Iron Given that iron deficiency is the most common medical condition associated with RLS, it's a good idea to have your doctor check your ferritin levels. Because your body stores iron in the form of ferritin, it is the best test for iron deficiency. This mineral has been linked to having an important influence on dopamine metabolism. Because too much iron can be harmful, doctors only recommend supplementation if tests reveal a deficiency. Iron levels should also be checked while supplementing.
Folic Acid If RSL runs in the family, you may be deficient in folic acid, which is an important element of nerve health. Helpful dosages are quite high, starting at 5 mg daily compared to the recommended daily allowance of 300 to 600 mcg. Therefore, you should be supervised by a health care provider if you need to take high levels of this nutrient.

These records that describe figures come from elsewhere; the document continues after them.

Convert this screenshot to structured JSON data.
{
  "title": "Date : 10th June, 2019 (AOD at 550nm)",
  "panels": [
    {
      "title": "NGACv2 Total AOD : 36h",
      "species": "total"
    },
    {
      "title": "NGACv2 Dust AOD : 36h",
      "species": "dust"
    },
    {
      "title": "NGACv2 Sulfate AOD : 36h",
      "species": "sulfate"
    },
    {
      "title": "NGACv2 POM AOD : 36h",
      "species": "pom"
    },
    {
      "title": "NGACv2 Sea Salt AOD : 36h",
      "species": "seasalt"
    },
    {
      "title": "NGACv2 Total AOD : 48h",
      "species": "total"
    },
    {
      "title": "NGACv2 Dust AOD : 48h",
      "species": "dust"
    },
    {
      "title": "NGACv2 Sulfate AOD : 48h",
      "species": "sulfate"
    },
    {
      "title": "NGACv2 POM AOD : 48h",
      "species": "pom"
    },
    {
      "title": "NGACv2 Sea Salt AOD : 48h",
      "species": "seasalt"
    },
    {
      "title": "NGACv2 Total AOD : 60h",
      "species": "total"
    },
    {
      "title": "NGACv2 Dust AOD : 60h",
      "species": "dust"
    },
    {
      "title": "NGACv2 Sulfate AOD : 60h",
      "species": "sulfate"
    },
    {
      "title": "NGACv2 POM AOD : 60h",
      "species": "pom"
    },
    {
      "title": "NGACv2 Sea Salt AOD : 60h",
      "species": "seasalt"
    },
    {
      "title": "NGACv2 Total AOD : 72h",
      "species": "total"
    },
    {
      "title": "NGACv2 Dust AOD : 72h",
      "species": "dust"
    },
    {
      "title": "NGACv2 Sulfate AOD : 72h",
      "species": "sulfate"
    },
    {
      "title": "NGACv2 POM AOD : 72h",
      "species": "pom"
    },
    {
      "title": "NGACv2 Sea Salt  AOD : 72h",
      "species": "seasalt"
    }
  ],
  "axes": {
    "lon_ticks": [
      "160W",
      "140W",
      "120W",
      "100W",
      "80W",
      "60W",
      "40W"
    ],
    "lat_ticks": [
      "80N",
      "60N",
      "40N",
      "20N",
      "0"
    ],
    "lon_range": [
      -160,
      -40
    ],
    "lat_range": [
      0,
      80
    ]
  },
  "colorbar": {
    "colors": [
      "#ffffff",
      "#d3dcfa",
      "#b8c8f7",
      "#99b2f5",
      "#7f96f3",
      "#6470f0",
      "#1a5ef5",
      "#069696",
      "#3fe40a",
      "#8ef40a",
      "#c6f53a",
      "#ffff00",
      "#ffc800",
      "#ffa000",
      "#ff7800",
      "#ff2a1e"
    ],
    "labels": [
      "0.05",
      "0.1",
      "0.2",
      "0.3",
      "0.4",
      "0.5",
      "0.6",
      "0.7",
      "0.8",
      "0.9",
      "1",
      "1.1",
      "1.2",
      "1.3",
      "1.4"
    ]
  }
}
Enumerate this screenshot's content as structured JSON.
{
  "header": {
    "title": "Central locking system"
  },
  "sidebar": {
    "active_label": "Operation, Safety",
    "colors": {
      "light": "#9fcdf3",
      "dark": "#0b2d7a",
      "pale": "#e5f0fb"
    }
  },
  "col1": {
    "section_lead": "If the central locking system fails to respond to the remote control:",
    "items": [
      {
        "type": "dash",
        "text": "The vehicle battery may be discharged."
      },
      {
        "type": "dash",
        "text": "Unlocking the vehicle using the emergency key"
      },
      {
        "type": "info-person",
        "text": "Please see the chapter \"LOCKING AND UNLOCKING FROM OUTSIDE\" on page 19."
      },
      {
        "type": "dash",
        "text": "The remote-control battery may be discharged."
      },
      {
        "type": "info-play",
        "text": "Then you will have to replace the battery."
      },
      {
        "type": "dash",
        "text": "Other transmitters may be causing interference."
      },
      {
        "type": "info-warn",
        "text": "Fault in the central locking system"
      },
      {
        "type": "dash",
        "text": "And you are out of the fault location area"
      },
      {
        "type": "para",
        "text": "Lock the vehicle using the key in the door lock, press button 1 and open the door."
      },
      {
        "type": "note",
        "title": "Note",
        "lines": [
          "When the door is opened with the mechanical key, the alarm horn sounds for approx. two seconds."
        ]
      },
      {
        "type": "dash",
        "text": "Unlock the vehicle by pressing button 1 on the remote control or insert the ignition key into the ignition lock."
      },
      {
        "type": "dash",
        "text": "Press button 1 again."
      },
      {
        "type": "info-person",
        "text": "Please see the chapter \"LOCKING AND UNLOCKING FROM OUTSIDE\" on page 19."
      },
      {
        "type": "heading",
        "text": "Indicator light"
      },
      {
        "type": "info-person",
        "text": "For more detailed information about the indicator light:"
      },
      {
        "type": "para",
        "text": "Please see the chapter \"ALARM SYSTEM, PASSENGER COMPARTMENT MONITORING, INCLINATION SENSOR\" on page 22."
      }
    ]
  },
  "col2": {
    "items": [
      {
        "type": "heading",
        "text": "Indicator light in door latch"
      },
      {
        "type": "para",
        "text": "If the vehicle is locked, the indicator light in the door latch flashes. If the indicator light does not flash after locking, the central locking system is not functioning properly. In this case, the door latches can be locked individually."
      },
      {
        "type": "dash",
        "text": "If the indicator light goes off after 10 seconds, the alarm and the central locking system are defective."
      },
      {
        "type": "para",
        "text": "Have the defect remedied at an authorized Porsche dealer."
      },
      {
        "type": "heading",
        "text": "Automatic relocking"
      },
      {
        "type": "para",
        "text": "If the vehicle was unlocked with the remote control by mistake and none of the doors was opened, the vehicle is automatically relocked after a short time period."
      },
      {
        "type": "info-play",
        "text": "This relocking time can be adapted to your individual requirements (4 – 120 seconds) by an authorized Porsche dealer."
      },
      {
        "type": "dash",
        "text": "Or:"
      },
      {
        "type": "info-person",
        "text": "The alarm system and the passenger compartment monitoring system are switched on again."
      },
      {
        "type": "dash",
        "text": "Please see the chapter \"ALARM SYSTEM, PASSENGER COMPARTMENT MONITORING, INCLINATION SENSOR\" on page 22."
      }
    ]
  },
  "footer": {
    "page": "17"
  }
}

Magnesium An electrolyte imbalance can also be to blame for RSL, which can be the result of an eating disorder or gastric bypass surgery. Supplementing with 200 to 800 mg of magnesium at bedtime can correct the problem while helping to promote muscle and nerve health.
L-theanine While L-theanine, an amino acid known to induce deep relaxation, isn't directly linked with easing RLS, taking 200 mg of it about an hour before bedtime could help you settle down for a good night's rest.